EDEN-ISS Project

Greenhouse reaches the Antarctic

Menu of the overwintering crew at the Neumayer-Station III enriched by fresh vegetables
[11. January 2018] 

With the arrival and unloading of the EDEN ISS greenhouse at the edge of the Antarctic ice shelf, the construction process has begun. In the coming weeks, a team from the German Aerospace Center (Deutsches Zentrum für Luft- und Raumfahrt; DLR) will set up the greenhouse, designed for extreme environments, just 400 metres from the German Neumayer Station III in the Antarctic. It will be run by the Alfred Wegener Institute (AWI), which is working on the EDEN ISS project together with DLR.

The Antarctic is the ideal test site for growing vegetables under artificial light and without soil in a sealed system, where all water is recycled and no pesticides or insecticides are required. The test will demonstrate the cultivation of crop plants in deserts, in areas on Earth with low temperatures, as well as for future manned missions to the Moon and Mars.

"If we sow punctually at the start of February, I hope to be able to harvest the first lettuce leaves and radishes at the end of March," says Paul Zabelof the DLR. Zabel will remain behind during the Antarctic winter months to look after the plants. 

From 21 May to 22 July, the Sun does not rise above the horizon in the area of Neumayer Station III, which lies at a latitude of around 70 degrees south, and temperatures can fall to less than minus 40 degrees Celsius. "Our menu will certainly be enriched when Paul adds fresh vegetables straight from the greenhouse to our food supplies," said Bernhard Gropp from AWI, who, from February 2018, will take over as station leader for the coming winter season. During the Antarctic winter of 2018, a team of 10 scientists, engineers, a cook and a doctor, will live on Neumayer Station III.

"We are interested in seeing whether the fresh food will produce a positive psychological effect," said Gropp. In the Antarctic summer season, from November to February, supplies of fresh fruit, vegetables and lettuce arrive by air from South Africa every three to four weeks. The last delivery of fresh food reaches the station at the end of February. Up to now, this meant that no fresh lettuce, tomatoes or cucumbers were available until the following November. Initial plans are to run the EDEN ISS greenhouse until December 2018.
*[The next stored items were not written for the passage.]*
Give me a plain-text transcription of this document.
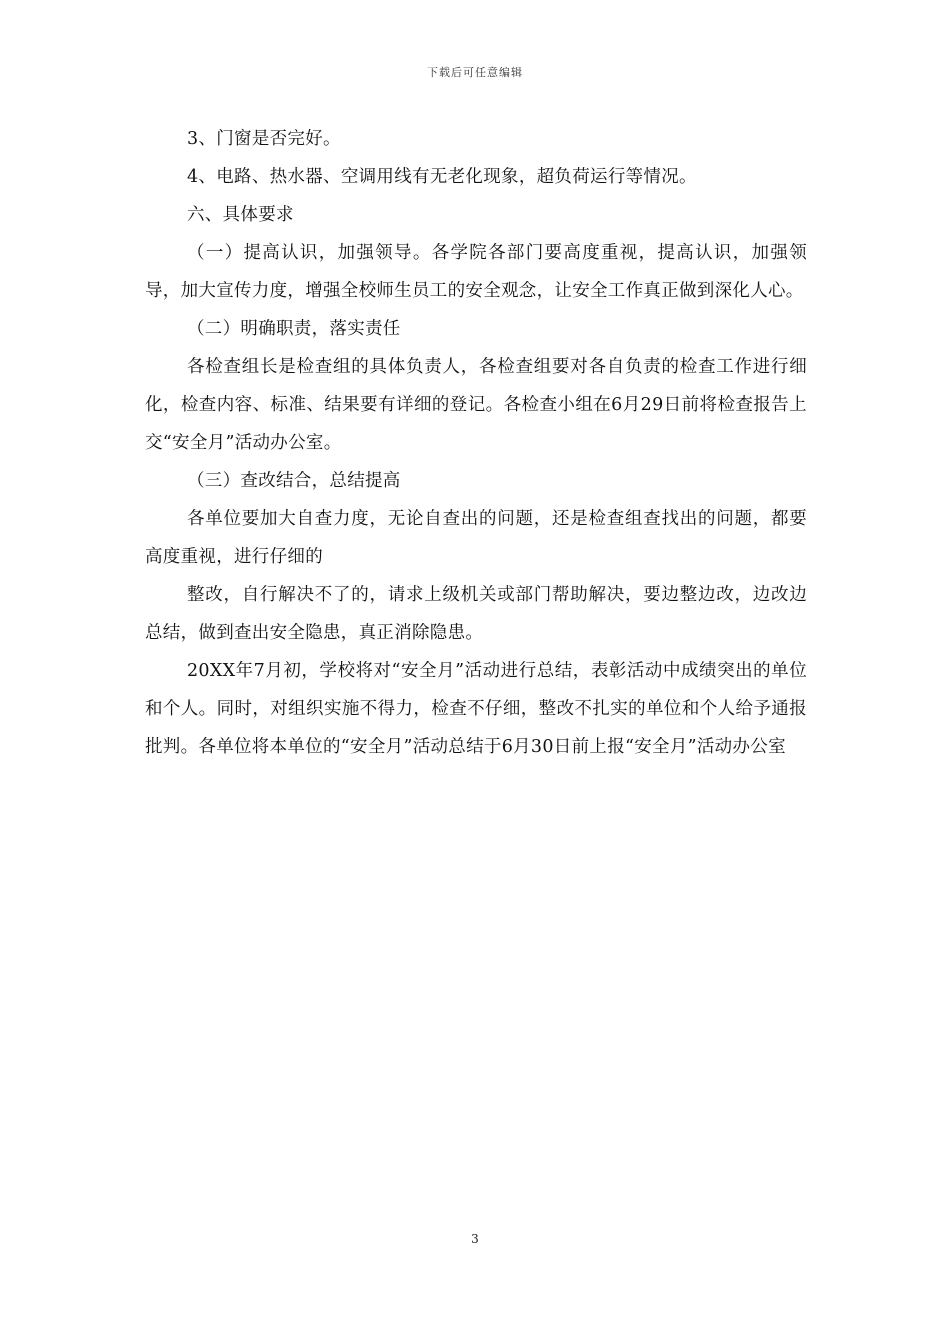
下载后可任意编辑

3、门窗是否完好。

4、电路、热水器、空调用线有无老化现象，超负荷运行等情况。

六、具体要求

（一）提高认识，加强领导。各学院各部门要高度重视，提高认识，加强领导，加大宣传力度，增强全校师生员工的安全观念，让安全工作真正做到深化人心。

（二）明确职责，落实责任

各检查组长是检查组的具体负责人，各检查组要对各自负责的检查工作进行细化，检查内容、标准、结果要有详细的登记。各检查小组在6月29日前将检查报告上交“安全月”活动办公室。

（三）查改结合，总结提高

各单位要加大自查力度，无论自查出的问题，还是检查组查找出的问题，都要高度重视，进行仔细的

整改，自行解决不了的，请求上级机关或部门帮助解决，要边整边改，边改边总结，做到查出安全隐患，真正消除隐患。

20XX年7月初，学校将对“安全月”活动进行总结，表彰活动中成绩突出的单位和个人。同时，对组织实施不得力，检查不仔细，整改不扎实的单位和个人给予通报批判。各单位将本单位的“安全月”活动总结于6月30日前上报“安全月”活动办公室

3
A large number of other international partners are contributing to a research consortium under the auspices of DLR, ensuring that the greenhouse will work smoothly in the Antarctic: Wageningen University and Research (Netherlands), Airbus Defence and Space (Germany), LIQUIFER (Austria), the National Research Council (Italy), the University of Guelph (Canada), Enginsoft (Italy), Thales Alenia Space (Italy), Arescosmo (Italy), Heliospectra (Sweden), the Limerick Institute of Technology (Ireland), Telespazio (Italy), and the University of Florida (USA) all form part of the consortium of the EDEN ISS project. The project is financed with funds from the EU Framework Programme for Research and Innovation.